What they should be doing is laying on their couch at home, sleeping off their turkey. For one thing, everybody is bigger the day after Thanksgiving than they were the day before, which means the stores are even more packed. If every person in a crowd of 1000 gained one pound at Thanksgiving, that is 1000 more pounds squeezed into the store. If every one gained two pounds, which is more likely, that's 2000 pounds -- approximately the size of a half-grown elephant. Right there in Wal-Mart with you.

Also they are grouchy, being as their blood sugar is off because of all the pecan pie they ate yesterday. And if they are trying on clothes, the clothes are too tight, and that don't improve anybody's mood. We would probably have mass riots to start our Christmas season with, if anybody had the energy.

Everybody has a different idea about Christmas shopping. Some people buy, as presents, something they really want for theirselves, but can't afford because they got to spend their money on Christmas shopping. This can get ugly. Like when my friend Awlette give me them dangly fake ruby earrings which matched HER new red velvet dress. Thank God I thought fast and told her she could borrow them back for New Year's Eve.

Other people ask up front what each person wants and then buy exactly that, even if it means going out to Larry's World o' Lizards for a salamander in a bowl. Generally those people are your kids' grandmaw.

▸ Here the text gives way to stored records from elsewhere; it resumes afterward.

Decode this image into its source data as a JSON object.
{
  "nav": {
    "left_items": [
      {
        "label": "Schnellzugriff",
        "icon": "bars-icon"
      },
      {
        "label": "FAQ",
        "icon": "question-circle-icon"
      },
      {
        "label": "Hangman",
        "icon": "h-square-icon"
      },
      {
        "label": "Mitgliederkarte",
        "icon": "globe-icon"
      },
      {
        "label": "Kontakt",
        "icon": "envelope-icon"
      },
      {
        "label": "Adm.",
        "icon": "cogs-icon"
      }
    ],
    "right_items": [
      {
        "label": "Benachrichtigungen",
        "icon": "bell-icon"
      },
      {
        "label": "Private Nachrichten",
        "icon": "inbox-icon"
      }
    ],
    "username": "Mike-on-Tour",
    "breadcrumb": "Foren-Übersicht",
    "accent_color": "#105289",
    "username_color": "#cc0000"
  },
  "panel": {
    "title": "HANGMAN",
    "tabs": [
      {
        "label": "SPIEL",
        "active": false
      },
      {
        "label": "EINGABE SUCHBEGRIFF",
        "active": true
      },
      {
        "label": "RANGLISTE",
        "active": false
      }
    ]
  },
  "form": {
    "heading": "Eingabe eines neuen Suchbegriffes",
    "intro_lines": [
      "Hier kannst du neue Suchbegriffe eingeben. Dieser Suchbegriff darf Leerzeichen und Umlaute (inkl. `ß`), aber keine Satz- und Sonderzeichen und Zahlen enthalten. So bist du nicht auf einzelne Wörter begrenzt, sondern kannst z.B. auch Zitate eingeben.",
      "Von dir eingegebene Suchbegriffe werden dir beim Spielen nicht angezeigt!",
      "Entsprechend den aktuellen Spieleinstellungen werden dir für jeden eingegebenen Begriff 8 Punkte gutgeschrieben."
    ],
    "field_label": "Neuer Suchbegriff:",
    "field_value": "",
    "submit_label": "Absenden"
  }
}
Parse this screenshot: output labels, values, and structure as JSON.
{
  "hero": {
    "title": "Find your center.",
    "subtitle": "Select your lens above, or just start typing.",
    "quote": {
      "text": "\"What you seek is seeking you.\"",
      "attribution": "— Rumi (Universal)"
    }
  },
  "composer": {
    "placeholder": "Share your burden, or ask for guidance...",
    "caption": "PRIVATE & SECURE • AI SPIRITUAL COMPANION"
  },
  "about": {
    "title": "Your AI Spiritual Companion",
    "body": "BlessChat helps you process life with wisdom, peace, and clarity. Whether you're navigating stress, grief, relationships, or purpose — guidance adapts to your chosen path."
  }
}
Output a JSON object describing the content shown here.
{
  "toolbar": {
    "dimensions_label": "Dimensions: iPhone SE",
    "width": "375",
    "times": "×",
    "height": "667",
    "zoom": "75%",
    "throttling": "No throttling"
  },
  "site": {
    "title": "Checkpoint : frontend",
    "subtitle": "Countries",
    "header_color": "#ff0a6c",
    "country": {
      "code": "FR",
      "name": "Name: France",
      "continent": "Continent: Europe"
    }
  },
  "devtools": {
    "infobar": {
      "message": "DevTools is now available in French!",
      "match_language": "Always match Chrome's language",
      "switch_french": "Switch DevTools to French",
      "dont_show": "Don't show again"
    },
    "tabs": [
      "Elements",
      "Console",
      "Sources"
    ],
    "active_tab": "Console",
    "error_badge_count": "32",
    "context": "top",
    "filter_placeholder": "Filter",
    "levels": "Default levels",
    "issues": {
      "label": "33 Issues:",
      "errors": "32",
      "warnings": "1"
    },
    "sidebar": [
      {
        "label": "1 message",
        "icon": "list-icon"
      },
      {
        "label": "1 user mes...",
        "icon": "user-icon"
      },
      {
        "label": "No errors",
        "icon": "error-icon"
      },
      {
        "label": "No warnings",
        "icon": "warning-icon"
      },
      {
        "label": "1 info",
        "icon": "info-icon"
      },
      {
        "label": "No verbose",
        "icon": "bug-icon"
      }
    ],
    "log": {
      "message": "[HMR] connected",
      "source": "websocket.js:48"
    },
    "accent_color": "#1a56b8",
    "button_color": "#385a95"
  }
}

Then there is the type that gives away old gifts they don't want. Say, for instance, you are the mayor of New Orleans and you invited 17,000 people to your wedding and even though you included in the invitation a list of the stores where you are registered, every one of the 17,000 gives you, say, a blender. So there you are with 17,000 blenders. Well, some people in that situation would give blenders for Christmas, Easter and every birthday right into the third millenium. Who could blame them?

Other people buy the same thing for everybody. My mother-in-law, Miss Larda, does that every once in awhile. One time she watched Len Cannon on Dateline NBC talking about what to do if you happen to get absent-minded and drive your car into the water. That year, we all find under the Christmas tree, a tool for slashing off your seat belt and breaking the car window. And there is a card which reads, "BE CAREFUL ON BRIDGES, but if you're not, use this. Merry Christmas."

Another year she gets us each one of them special cat litter boxes with the built-in strainers. You know what I mean? You lift out the inside box, which is a plastic grate containing all the -- let's call them "lumps" -- and dump them in the toilet. This is supposed to be less disgusting than clawing through the box with a cat litter scoop. She forgets everybody don't have cats. Like my sister-in-law, Larva. But Miss Larda just tells her it is a new sanitary way to wash lettuce leaves. You place the pans across your sink, add the lettuce, run water over it, and then left up the tray and let them dry. Larva actually uses this once or twice before some busybody points out what this box actually is for. And then she is very upset, even though Miss Larda swears to her this is a pristine box that never even been NEAR any kitty poo.

I got no idea what Miss Larda has in mind for this year. But I can tell you this. My brothers-in-law Leech and Lurch ain't going to try what they did last year. Now, they ain't what you would call big spenders. Usually they wait until the last minute and get every family a bottle of Boone's Farm wine. Which actually ain't so bad. We know ahead of time we are not going to have to spend too much on their presents.

But last year they pass it around that they are going all out. They are going to spend $50 on each and everybody's gift.

So naturally we all bump up our budgets for them. I myself go out and get them each a Saints sweatshirt and hat and a Saintsations calendar.

Then comes Christmas and they hand us each a envelope. Inside it is a card, with little fat naked angels all around the edges, and it says in fancy writing, "The Sum of $50 in Your Name has been Donated to the St. Expedite Charity for Poverty-Stricken and Wayword Erchins."

It's the "Wayword Erchins" that gives it away. Plus, my sister-in-law Gloriosa used to be secretary at a rectory and she knows about St. Expedite. There ain't no such charity is what it boils down to. Them two tricked us into buying them good gifts while they spent maybe $5.95 on a bunch of cards they had made up at some copy shop. Miss Larda is furious. She tells them lightning should strike them for blasphemy. And then she strikes them.

Well, the upshot is them two make a trip to the bank, and we all get day-after-Christmas gift certificates.

My gentleman friend Lust don't know how good he has it.